It may be time for UT Health San Antonio students to head back to class, but many never really took a break. From attending professional conferences to conducting research and community outreach, catch up on how some Long School of Medicine, School of Dentistry and School of Health Professions students spent their summers.
Medical school students share experiences from the 2022 RISE conference
Every year the American Academy of Medical Colleges (AAMC) hosts an annual conference in Washington, D.C., called RISE: Developing Future Leaders in Academic Medicine & Science. The curriculum focuses on four core areas: relationships, influence, self-awareness and effectiveness.

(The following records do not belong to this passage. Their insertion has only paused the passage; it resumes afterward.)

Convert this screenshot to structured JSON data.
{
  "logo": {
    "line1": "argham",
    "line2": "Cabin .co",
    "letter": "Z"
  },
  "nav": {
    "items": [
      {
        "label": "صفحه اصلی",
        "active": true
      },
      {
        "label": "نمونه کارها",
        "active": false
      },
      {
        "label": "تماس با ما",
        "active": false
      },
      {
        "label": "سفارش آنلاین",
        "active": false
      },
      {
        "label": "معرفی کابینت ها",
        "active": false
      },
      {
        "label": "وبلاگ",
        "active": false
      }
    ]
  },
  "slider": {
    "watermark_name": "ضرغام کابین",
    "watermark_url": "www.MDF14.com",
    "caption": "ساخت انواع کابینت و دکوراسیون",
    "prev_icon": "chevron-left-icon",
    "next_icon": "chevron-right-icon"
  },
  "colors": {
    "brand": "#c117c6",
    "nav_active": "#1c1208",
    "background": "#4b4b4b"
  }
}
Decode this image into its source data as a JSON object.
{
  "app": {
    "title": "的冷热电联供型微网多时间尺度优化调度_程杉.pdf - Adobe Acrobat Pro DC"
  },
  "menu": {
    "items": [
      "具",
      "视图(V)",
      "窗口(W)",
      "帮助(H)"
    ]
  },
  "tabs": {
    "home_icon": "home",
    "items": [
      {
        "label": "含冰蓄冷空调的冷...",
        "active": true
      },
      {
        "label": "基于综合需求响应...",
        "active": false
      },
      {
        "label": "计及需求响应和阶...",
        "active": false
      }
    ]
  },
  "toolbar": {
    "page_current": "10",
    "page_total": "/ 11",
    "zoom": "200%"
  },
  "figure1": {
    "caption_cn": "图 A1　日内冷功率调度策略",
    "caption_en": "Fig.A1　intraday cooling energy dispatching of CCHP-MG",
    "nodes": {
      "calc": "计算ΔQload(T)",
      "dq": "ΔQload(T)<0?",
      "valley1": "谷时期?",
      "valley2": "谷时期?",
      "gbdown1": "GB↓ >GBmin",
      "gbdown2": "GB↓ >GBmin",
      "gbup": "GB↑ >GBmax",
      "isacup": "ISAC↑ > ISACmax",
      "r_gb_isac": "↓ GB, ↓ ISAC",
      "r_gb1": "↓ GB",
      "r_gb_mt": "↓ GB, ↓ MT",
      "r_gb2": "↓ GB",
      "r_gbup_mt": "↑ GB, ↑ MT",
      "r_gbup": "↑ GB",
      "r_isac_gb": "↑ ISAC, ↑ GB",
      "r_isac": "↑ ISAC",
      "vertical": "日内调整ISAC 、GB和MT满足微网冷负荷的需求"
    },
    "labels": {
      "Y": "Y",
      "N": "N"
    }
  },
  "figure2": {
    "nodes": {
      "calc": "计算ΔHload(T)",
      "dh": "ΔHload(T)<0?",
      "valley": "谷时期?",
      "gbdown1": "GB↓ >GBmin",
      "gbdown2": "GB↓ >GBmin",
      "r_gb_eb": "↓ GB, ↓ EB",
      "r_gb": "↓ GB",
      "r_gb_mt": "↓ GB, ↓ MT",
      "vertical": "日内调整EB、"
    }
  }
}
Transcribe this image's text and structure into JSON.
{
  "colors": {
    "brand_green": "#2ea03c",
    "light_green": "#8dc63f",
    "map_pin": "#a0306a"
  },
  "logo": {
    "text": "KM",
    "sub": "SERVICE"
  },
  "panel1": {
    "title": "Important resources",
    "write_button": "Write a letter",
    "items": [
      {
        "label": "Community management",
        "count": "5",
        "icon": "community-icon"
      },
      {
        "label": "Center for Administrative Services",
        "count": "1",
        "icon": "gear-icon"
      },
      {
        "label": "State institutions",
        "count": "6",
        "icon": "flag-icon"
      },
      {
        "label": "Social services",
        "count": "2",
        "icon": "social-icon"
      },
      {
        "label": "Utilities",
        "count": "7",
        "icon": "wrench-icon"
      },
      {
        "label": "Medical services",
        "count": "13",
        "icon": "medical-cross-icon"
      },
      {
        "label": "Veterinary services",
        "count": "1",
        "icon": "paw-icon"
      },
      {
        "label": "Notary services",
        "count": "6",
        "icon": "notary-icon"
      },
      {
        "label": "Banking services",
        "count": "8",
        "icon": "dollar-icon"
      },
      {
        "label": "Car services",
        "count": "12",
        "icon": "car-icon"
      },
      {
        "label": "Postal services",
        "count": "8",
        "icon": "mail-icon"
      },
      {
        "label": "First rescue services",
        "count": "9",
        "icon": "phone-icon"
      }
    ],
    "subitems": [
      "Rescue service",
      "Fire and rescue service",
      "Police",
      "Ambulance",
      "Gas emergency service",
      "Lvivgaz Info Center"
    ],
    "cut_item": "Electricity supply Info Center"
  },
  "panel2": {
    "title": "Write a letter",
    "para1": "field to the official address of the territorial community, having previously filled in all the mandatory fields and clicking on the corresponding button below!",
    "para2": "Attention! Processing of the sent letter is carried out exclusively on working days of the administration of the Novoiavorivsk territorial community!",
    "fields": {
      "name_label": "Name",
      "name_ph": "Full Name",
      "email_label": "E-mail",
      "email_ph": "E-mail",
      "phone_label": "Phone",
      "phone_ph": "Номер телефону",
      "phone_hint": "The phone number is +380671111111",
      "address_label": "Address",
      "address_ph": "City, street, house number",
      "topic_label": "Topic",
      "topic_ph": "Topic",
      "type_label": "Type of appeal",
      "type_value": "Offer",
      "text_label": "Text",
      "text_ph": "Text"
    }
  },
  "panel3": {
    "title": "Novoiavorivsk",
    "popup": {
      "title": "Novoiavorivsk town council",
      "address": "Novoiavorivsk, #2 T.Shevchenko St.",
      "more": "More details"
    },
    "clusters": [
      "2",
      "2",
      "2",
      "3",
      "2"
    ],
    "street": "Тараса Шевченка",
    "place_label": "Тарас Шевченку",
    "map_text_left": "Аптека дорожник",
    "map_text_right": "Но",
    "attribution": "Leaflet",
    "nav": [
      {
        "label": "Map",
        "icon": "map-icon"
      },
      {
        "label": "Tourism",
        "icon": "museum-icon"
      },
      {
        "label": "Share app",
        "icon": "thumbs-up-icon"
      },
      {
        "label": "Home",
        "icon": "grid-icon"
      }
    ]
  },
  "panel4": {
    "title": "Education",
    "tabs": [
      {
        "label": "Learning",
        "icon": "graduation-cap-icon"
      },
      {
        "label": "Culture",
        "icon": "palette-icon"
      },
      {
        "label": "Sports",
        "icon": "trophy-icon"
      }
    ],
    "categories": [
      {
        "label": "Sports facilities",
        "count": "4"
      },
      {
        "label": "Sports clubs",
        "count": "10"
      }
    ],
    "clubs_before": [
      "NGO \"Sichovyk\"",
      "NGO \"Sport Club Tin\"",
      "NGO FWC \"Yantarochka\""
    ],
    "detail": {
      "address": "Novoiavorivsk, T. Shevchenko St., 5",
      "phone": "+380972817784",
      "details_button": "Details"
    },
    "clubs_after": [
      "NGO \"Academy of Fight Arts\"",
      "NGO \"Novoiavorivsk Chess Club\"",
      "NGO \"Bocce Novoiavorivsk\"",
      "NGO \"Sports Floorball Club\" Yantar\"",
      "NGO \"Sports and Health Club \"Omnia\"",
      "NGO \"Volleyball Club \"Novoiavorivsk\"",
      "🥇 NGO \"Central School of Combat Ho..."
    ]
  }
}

The purpose of this conference is to serve as a leadership development seminar for those entering their second year of medical school. This year, UT Health San Antonio’s Long School of Medicine was represented by Chioma Stephanie Owo from Sugarland, Texas, and Abigail Johnson from Phoenix, Arizona. Both are Class of 2025 students.
School of Dentistry LEADs future dentists in South Texas
From clinical outreach to scientific research, doctoral and dental hygiene students kept a full schedule. The Learning Enhancement for Achievement in Dentistry (LEAD) program is unique among the school’s summer offerings in that it is open to dental and predental students.
The goal of the program has been to provide a seven-year pathway of experiences leading to academic success in the pursuit of dentistry. LEAD programs 1-3 focus on helping undergraduate college students prepare for the Dental Admission Test and the Texas dental school application process.
For LEAD 4-7, enrolled dental students engage in a three-week curriculum to prepare participants for the academic year ahead. Students can interact with faculty as they preview upcoming course material, treat patients at community clinics and discover how to properly care for their physical and mental well-being with a demanding school schedule.
The LEAD pathway has instituted a pipeline, bridging hopeful predental students with their career goal of becoming an oral health care professional. An intentional aim of the program has also been to become a guide for first-generation college students and those with an economically or academically disadvantaged background.
Speech-language pathology program offered two pediatric summer programs
Two community-based pediatric speech and language programs offered this summer by the Department of Communication Sciences and Disorders helped children get ready for the new school year and gave graduate speech-language pathology students valuable clinical experience.
One of the programs, LAUNCH, is a four-week language enrichment program offered in June to children at a San Antonio apartment community as part of an ongoing partnership with Prospera Housing Communities. The program helped 17 children ranging in age from 4 to 13 years old who were identified as being at risk in the area of language skills during the project’s first phase last summer.
LAUNCH was funded by a Community Service Learning grant from the Center for Medical Humanities and Ethics. Speech-language pathology master’s students helped facilitate the program, which featured a different theme each week with stories and activities designed to teach and reinforce grammar lessons.
ROAR, a speech sound disorder intervention program focused on children whose families are part of a home-based learning network, Family Educators Alliance of South Texas (FEAST). Graduate speech-language pathology students worked with participating children for two sessions per week over a three-week period. They targeted speech production, offered assessments of speech-sound production and provided parents with resources and education.